In contrast to most granulite-facies rocks, tourmaline (Tur) quartzite, prismatine (Prs)-bearing leucogneiss and grandidierite-bearing (Gdd) borosilicate gneiss in the Larsemann Hills, East Antarctica, have retained B in amounts up to 20 000 ppm. To constrain possible sources of B in the precursor, Tur, Prs and Gdd were analyzed in situ for B isotopes using secondary ion mass spectrometry with a Cameca ims 4f ion microprobe. δ¹¹B (= {[sample¹¹B/¹⁰B ¸ SRM 951¹¹B/¹⁰B] – 1} × 1000) averaged over several grains per sample ranges from –3.0 to –14.3‰ in Tur, from –9.6 to 18.1 ‰ in Prs and from –1.9 to –8.7 ‰ in Gdd (1s mostly 1-2‰ per sample).
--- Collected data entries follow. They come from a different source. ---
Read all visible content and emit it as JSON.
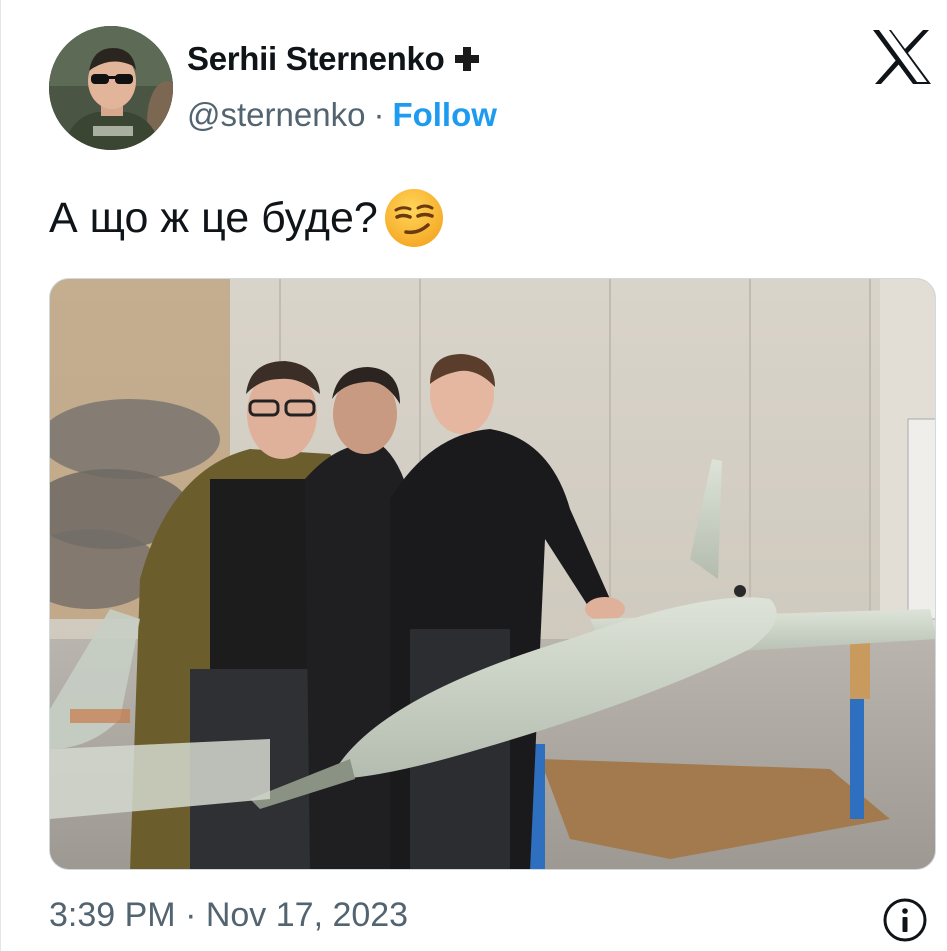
{
  "tweet": {
    "author": {
      "display_name": "Serhii Sternenko",
      "badge_icon": "plus-cross-icon",
      "handle": "@sternenko",
      "separator": "·",
      "follow_label": "Follow"
    },
    "platform_logo": "x-logo",
    "text": "А що ж це буде?",
    "emoji": "smirking-face-emoji",
    "media": {
      "type": "photo",
      "subject": "three-men-with-drone"
    },
    "timestamp": "3:39 PM · Nov 17, 2023",
    "info_icon": "info-icon"
  },
  "colors": {
    "text_primary": "#0f1419",
    "text_secondary": "#536471",
    "accent": "#1d9bf0"
  }
}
Tur in Tur quartzite is isotopically homogeneous from grain to grain in each sample and average Tur δ¹¹B varies little from sample to sample (6 samples: –5.9 to –8.8‰). Average leucogneiss Tur composition is lighter (3 samples, δ¹¹B = –9.6 to –14.3‰), whereas average borosilicate-gneiss Tur varies more (6 samples, δ¹¹B = –3.0 to –11.8‰). With two exceptions, average δ¹¹B increases in a given sample Prs < Tur < Gdd with Prs B 4.8±1.6‰ (9 pairs) lighter and Gdd B 2.8±1.9‰ (6 pairs) heavier than Tur B. This regularity suggests that the three borosilicates were in near isotopic equilibrium. In the anatectic pegmatites, δ¹¹B ranges from –4.8 to –12.1 ‰ in Tur (4 samples), –12.5 to –14.0‰ in Prs (2 samples) and –6.6 to –6.8‰ in Gdd (2 samples). These ranges lie within the corresponding ranges in the metamorphic rocks, i.e., the processes of melting and crystallization from melt together had little effect on B isotopic composition. Boron in Larsemann Hills Tur quartzite is at least 8‰ heavier than B in amphibolite-facies Tur quartzite from the Broken Hill district, Australia interpreted by Slack et al. (1993, Economic Geology, 88, 505-541) to be sourced from non-marine evaporite borate. Because ¹¹B tends to be lost during devolatilization with increasing metamorphic grade and the effect of melting is minor, the Larsemann Hills Tur B should be lighter than Broken Hill Tur B for the non-marine evaporite model to be supported. Thus, our B isotope data do not provide evidence for a role of non-marine evaporite in the precursor to the Larsemann Hills B-rich rocks. Possible precursors could be rocks altered by B-rich fluids associated with mud volcanoes such as those in the Kerch-Taman area north of the Black Sea.